Scatterplots are one of the most frequently used visualizations in my daily work. While creating a scatterplot is straightforward, I wanted a version that would meet these specific needs:

  • Ensure the plot is always square.
  • Include a 1:1 reference line.
  • Display “predicted” values on the x-axis.
  • Provide an optional text panel showing agreement statistics, allowing an easy customization of the metrics included.
  • Seamlessly handle grouped data, creating faceted plots with minimal effort.

Installation

devtools::install_github("ptompalski/scatter")
library(scatter)

Examples

Simple scatterplot with R² and RMSE

library(dplyr)
library(scatter)

# some fake data
df <- 
tibble(
  truth = c(rnorm(150, 10, 2)),
  estimate = truth + rnorm(150,0, 1),
  group = rep(c("A", "B", "C"), each = 50),          
  group2 = rep(c("D1", "D2"), each = 75),          
)

scatter(df, truth, estimate, metrics=list(rsq,rmse))

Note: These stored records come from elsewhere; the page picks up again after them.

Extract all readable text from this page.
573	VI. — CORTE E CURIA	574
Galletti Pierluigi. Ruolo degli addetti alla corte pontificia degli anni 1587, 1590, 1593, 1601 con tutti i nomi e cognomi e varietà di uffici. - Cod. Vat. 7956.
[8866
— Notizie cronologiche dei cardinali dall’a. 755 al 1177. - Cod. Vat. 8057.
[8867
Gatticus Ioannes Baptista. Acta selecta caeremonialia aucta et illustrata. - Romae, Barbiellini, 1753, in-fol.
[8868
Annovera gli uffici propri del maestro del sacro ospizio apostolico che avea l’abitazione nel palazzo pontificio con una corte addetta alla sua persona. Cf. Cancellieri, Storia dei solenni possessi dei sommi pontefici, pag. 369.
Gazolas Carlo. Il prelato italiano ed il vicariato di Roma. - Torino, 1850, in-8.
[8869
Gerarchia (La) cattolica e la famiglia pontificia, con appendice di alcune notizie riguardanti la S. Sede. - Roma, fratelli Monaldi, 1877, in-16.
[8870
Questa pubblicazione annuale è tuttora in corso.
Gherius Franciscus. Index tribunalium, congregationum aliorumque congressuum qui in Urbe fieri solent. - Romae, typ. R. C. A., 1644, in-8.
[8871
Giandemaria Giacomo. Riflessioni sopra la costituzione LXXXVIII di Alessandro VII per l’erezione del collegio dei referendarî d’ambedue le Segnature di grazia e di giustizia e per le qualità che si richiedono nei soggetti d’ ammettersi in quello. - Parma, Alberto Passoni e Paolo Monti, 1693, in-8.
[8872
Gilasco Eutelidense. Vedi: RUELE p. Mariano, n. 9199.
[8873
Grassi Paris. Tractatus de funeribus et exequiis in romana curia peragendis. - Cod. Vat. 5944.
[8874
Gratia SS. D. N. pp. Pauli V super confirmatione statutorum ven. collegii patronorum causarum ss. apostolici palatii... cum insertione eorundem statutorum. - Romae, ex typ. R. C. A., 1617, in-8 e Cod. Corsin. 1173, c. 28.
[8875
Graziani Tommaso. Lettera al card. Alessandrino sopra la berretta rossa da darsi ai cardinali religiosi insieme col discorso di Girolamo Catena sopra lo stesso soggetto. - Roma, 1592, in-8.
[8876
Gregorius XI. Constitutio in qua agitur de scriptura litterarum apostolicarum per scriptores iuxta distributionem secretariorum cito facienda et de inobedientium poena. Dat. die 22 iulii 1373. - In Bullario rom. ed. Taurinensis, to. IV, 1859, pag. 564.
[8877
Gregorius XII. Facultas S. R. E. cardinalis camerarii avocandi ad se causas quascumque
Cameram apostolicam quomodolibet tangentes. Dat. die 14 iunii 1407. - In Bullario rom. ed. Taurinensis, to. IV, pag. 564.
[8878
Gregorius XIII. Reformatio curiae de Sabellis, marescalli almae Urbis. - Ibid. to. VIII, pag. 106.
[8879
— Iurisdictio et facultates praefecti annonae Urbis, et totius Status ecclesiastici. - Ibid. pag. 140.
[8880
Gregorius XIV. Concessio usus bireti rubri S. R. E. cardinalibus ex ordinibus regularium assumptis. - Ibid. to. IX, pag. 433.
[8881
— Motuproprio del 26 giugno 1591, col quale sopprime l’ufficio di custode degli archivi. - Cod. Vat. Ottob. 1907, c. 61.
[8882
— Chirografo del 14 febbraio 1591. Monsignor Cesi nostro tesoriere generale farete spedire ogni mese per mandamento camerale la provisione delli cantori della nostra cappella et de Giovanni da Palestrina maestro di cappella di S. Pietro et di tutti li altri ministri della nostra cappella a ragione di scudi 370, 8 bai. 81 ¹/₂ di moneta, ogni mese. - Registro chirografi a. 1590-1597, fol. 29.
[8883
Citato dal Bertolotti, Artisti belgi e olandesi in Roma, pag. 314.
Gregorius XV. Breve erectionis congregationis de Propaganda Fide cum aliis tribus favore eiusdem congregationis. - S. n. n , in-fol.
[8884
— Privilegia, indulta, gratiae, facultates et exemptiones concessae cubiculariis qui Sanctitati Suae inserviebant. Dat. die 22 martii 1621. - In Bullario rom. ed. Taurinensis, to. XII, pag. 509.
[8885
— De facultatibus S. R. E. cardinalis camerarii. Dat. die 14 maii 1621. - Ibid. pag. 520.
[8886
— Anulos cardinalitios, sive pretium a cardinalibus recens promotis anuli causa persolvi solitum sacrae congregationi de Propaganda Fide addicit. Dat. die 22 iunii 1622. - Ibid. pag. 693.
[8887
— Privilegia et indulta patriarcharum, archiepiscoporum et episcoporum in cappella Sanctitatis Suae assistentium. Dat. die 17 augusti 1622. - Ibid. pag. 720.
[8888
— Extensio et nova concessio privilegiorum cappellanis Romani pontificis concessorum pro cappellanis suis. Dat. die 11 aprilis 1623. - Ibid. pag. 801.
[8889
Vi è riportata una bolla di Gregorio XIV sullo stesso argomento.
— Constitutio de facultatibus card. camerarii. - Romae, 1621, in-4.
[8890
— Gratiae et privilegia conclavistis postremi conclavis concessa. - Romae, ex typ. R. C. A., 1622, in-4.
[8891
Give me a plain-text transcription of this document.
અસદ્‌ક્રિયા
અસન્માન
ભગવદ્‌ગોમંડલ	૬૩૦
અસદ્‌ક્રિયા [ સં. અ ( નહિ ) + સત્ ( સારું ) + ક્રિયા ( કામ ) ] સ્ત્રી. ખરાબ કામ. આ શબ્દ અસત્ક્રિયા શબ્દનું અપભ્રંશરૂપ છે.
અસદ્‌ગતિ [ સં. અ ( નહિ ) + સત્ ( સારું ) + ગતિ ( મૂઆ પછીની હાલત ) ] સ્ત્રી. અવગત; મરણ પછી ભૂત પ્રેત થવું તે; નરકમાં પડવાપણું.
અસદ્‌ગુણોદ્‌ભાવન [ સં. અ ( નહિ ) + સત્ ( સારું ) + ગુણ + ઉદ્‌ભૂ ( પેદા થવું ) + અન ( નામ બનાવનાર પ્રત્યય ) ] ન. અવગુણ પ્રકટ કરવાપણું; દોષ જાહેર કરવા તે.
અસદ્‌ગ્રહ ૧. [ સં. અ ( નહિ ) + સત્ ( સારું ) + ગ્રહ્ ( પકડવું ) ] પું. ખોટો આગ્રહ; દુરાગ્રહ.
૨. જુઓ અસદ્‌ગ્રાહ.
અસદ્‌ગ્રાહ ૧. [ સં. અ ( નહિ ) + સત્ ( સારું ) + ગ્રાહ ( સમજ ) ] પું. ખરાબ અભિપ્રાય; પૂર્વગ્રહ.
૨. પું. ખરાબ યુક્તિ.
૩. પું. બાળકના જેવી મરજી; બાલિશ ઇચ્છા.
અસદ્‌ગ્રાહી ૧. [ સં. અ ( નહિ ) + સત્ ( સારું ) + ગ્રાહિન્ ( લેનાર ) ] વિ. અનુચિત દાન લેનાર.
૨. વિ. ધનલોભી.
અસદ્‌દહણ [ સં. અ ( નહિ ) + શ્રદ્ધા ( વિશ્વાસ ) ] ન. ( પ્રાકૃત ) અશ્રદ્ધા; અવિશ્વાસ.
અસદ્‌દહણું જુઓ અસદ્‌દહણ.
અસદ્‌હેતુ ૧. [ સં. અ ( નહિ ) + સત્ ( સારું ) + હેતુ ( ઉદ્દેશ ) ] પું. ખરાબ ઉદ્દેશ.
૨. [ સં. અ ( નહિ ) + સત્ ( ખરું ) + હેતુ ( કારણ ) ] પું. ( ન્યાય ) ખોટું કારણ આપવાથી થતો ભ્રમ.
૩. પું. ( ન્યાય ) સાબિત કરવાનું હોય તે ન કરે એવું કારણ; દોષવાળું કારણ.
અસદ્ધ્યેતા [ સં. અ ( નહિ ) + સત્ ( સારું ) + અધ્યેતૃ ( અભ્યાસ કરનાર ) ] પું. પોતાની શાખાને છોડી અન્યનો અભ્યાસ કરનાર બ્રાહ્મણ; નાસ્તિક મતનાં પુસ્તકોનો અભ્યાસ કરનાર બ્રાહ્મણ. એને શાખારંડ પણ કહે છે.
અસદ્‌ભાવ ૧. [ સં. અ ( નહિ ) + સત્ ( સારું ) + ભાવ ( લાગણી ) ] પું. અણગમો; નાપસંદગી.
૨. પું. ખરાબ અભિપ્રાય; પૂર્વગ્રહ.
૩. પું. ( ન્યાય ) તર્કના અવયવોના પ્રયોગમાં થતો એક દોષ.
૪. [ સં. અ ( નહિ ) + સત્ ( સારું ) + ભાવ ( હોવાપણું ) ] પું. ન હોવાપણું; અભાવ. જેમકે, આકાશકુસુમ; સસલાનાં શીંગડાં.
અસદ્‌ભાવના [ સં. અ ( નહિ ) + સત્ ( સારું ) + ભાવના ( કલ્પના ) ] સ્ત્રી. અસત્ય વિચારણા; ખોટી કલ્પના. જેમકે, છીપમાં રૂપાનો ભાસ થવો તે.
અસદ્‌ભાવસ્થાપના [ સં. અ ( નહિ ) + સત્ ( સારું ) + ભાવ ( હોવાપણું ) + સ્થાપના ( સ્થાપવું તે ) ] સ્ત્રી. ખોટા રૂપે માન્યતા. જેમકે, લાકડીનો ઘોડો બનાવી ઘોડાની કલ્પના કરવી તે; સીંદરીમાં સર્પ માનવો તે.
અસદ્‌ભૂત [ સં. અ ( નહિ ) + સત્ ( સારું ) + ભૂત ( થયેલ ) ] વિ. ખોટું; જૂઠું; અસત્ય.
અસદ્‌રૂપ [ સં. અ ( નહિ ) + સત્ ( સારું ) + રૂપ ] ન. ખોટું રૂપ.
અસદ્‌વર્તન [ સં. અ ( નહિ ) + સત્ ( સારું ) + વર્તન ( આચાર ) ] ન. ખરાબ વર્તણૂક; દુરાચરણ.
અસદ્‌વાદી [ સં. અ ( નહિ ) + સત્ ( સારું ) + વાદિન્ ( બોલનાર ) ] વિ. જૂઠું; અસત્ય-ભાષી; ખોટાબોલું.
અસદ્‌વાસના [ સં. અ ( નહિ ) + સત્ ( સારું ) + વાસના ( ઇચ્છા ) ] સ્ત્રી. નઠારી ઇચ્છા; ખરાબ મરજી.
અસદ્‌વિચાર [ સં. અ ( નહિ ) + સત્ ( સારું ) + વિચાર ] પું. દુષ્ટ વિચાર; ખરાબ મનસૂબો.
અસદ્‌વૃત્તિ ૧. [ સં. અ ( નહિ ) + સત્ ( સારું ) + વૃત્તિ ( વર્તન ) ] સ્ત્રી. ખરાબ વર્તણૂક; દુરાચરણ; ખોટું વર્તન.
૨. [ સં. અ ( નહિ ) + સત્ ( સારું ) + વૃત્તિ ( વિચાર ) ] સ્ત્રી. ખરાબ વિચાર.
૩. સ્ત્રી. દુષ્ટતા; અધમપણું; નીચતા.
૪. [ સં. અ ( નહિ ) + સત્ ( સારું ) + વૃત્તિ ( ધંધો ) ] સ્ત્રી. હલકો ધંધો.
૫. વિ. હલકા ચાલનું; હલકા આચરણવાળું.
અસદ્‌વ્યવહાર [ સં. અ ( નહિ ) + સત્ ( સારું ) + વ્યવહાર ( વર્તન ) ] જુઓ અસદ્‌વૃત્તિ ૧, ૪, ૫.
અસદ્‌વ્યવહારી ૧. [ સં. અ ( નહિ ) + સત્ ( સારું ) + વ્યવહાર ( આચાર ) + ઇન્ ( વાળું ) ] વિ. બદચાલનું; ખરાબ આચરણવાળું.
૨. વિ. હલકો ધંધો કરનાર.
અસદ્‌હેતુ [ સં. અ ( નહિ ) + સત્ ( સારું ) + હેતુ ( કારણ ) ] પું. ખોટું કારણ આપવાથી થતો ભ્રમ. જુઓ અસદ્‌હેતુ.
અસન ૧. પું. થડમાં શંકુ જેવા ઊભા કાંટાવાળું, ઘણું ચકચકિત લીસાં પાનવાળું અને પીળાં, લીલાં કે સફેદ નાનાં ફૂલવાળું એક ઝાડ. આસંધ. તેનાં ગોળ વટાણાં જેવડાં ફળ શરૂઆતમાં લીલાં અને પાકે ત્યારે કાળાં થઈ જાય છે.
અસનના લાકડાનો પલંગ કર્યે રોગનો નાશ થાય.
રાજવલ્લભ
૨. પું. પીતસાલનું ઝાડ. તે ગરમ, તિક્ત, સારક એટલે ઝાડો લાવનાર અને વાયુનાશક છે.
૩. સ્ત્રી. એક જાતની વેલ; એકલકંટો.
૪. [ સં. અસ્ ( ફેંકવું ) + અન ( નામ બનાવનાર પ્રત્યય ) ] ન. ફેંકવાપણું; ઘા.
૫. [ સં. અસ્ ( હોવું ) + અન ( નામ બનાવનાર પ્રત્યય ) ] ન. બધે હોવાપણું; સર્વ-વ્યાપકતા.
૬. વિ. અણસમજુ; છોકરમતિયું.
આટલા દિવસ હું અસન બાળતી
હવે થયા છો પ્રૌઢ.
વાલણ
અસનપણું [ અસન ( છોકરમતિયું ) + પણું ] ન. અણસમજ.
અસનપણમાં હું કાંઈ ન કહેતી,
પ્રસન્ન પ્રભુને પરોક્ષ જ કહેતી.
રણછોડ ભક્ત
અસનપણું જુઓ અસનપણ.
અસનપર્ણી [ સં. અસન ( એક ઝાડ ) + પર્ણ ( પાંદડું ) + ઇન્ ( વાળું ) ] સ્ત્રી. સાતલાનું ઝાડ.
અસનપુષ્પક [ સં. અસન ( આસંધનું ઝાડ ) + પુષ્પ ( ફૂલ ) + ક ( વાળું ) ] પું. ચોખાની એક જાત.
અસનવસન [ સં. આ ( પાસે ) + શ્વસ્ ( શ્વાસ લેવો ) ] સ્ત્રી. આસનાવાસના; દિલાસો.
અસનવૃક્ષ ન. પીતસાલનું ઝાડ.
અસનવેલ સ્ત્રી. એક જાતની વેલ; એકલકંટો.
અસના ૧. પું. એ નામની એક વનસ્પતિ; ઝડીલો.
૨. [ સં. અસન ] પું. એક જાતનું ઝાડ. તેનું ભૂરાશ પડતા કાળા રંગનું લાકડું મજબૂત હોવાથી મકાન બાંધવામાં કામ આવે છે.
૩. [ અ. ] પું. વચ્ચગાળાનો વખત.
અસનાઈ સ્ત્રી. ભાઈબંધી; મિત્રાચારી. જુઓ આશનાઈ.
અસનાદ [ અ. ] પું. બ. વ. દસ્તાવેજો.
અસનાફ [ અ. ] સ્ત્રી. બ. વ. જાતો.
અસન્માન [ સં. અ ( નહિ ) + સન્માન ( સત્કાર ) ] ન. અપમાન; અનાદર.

Scatterplot for grouped data with agreement metrics

df %>%
  group_by(group) %>%
  scatter(truth, estimate, metrics=list(rsq,rmse,mape,msd))

Scatterplot for grouped data with agreement metrics positioned outside the plots.

df %>%
  group_by(group) %>%
  scatter(truth, estimate, metrics=list(rsq,rmse), metrics_position = "outside")